Their eyes met for an instant, and Catherine turned away, burning red, and looking as if she had been caught in the commission of a crime.

A kind of blank terror seized upon old Hayes's soul: a horrible icy fear, and presentiment of coming evil; and yet the woman had but looked at him. He thought rapidly over the occurrences of the last night, the quarrel, and the end of it. He had often struck her before when angry, and heaped all kinds of bitter words upon her;but, in the morning, she bore no malice, and the previous quarrel was forgotten, or, at least, passed over. Why should the last night's dispute not have the same end? Hayes calculated all this, and tried to smile.

"I hope we're friends, Cat?" said he. "You know I was in liquor last night, and sadly put out by the loss of that fifty pound.

They'll ruin me, dear--I know they will."

Mrs. Hayes did not answer.

"I should like to see the country again, dear," said he, in his most wheedling way. "I've a mind, do you know, to call in all our money?

It's you who've made every farthing of it, that's sure; and it's a matter of two thousand pound by this time. Suppose we go into Warwickshire, Cat, and buy a farm, and live genteel. Shouldn't you like to live a lady in your own county again? How they'd stare at Birmingham! hey, Cat?"And with this Mr. Hayes made a motion as if he would seize his wife's hand, but she flung his back again.

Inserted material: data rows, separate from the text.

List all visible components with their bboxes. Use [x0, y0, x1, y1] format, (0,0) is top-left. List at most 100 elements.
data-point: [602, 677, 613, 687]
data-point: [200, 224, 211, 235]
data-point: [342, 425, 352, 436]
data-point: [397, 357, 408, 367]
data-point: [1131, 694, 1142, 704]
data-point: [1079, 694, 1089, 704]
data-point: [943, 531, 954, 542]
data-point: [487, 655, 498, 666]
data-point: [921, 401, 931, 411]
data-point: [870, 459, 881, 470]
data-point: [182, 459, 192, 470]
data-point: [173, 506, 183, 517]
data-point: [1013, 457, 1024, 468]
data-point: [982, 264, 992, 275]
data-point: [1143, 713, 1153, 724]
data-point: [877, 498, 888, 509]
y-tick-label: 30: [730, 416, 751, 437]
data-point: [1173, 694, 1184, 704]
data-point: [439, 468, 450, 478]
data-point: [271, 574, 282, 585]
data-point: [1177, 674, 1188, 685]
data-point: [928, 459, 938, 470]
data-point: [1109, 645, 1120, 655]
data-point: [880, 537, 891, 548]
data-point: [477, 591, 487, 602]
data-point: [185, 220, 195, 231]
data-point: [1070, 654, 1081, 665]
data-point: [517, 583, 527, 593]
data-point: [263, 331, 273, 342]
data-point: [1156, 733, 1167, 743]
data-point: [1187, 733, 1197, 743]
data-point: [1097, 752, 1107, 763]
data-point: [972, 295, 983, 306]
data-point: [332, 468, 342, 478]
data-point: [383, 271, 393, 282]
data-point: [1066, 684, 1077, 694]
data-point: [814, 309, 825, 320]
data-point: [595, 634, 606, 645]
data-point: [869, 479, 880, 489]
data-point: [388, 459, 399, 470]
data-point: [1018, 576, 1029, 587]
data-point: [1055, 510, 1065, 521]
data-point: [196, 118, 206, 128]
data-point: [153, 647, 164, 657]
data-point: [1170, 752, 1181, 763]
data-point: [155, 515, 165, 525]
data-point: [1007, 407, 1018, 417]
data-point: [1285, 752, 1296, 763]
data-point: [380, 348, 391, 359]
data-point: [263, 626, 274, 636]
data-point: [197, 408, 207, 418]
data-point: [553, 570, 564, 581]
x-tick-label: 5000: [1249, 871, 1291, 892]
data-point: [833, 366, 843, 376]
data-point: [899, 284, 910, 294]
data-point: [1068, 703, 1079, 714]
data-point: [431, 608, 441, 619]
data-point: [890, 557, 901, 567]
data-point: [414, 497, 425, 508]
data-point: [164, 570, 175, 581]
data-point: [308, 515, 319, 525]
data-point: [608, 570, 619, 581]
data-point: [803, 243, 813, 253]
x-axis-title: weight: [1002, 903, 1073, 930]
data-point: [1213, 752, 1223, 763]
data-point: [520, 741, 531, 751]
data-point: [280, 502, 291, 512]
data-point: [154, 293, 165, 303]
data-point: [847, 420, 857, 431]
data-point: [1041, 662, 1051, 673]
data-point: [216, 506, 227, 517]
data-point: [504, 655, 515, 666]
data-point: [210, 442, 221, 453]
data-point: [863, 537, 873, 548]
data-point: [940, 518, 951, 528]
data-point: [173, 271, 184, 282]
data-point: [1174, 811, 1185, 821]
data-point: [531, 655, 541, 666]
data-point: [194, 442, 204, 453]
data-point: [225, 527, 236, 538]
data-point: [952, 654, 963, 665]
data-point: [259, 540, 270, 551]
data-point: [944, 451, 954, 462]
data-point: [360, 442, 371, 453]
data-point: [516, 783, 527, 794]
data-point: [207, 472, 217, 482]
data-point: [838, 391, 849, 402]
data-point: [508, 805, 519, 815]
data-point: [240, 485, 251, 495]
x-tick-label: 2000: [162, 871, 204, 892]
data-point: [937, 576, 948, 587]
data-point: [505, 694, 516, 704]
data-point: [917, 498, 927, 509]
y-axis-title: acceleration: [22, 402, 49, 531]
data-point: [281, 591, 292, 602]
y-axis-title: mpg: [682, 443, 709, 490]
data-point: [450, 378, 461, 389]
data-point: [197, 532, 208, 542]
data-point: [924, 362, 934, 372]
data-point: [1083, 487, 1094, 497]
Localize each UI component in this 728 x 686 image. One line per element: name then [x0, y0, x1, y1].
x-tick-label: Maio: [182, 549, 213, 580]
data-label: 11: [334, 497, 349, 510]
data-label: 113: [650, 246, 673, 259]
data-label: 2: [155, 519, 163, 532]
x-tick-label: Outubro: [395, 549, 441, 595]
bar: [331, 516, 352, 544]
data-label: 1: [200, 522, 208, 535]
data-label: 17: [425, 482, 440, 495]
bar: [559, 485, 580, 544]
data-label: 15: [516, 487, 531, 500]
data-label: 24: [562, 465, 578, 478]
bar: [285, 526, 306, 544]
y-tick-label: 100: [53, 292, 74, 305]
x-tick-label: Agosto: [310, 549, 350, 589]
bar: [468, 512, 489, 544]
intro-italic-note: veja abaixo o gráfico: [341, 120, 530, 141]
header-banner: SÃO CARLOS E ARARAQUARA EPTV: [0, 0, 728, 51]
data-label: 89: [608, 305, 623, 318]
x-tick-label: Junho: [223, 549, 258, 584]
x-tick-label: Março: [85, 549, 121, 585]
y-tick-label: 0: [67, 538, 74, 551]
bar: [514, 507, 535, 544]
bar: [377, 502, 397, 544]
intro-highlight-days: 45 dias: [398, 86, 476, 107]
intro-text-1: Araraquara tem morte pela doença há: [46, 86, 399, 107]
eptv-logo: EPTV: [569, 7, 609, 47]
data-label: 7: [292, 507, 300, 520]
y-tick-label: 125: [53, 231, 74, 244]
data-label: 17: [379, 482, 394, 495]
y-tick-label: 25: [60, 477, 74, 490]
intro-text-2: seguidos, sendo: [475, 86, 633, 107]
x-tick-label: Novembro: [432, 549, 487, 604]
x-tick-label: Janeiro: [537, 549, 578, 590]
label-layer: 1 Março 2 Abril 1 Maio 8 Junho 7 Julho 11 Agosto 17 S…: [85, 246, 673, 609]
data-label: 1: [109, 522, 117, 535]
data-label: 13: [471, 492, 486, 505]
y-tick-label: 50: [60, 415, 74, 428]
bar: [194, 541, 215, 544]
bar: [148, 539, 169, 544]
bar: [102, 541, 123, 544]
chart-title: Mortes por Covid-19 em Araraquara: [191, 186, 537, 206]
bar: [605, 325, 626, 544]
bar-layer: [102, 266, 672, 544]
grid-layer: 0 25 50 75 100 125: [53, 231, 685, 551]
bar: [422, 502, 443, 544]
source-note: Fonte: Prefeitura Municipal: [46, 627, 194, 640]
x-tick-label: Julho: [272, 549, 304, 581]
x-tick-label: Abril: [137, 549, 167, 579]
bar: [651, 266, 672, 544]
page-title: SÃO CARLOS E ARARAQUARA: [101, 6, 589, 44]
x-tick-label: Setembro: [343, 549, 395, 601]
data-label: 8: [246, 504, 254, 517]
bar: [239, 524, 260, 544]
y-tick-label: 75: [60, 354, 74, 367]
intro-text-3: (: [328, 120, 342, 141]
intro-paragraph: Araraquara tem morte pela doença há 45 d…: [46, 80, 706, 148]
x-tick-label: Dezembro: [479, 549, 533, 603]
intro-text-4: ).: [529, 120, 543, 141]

"Coward!" said she, "you want liquor to give you courage, and then you've only heart enough to strike women.""It was only in self-defence, my dear," said Hayes, whose courage had all gone. "You tried, you know, to--to--""To STAB you, and I wish I had!" said Mrs. Hayes, setting her teeth, and glaring at him like a demon; and so saying she sprung out of bed. There was a great stain of blood on her pillow. "Look at it,"said she. "That blood's of your shedding!" and at this Hayes fairly began to weep, so utterly downcast and frightened was the miserable man. The wretch's tears only inspired his wife with a still greater rage and loathing; she cared not so much for the blow, but she hated the man: the man to whom she was tied for ever--for ever! The bar between her and wealth, happiness, love, rank perhaps. "If I were free," thought Mrs. Hayes (the thought had been sitting at her pillow all night, and whispering ceaselessly into her ear)--,"If Iwere free, Max would marry me; I know he would:--he said so yesterday!"As if by a kind of intuition, old Wood seemed to read all this woman's thoughts; for he said that day with a sneer, that he would wager she was thinking how much better it would be to be a Count's lady than a poor miser's wife. "And faith," said he, "a Count and a chariot-and-six is better than an old skinflint with a cudgel." And then he asked her if her head was better, and supposed that she was used to beating; and cut sundry other jokes, which made the poor wretch's wounds of mind and body feel a thousand times sorer.

Tom, too, was made acquainted with the dispute, and swore his accustomed vengeance against his stepfather. Such feelings, Wood, with a dexterous malice, would never let rest; it was his joy, at first quite a disinterested one, to goad Catherine and to frighten Hayes: though, in truth, that unfortunate creature had no occasion for incitements from without to keep up the dreadful state of terror and depression into which he had fallen.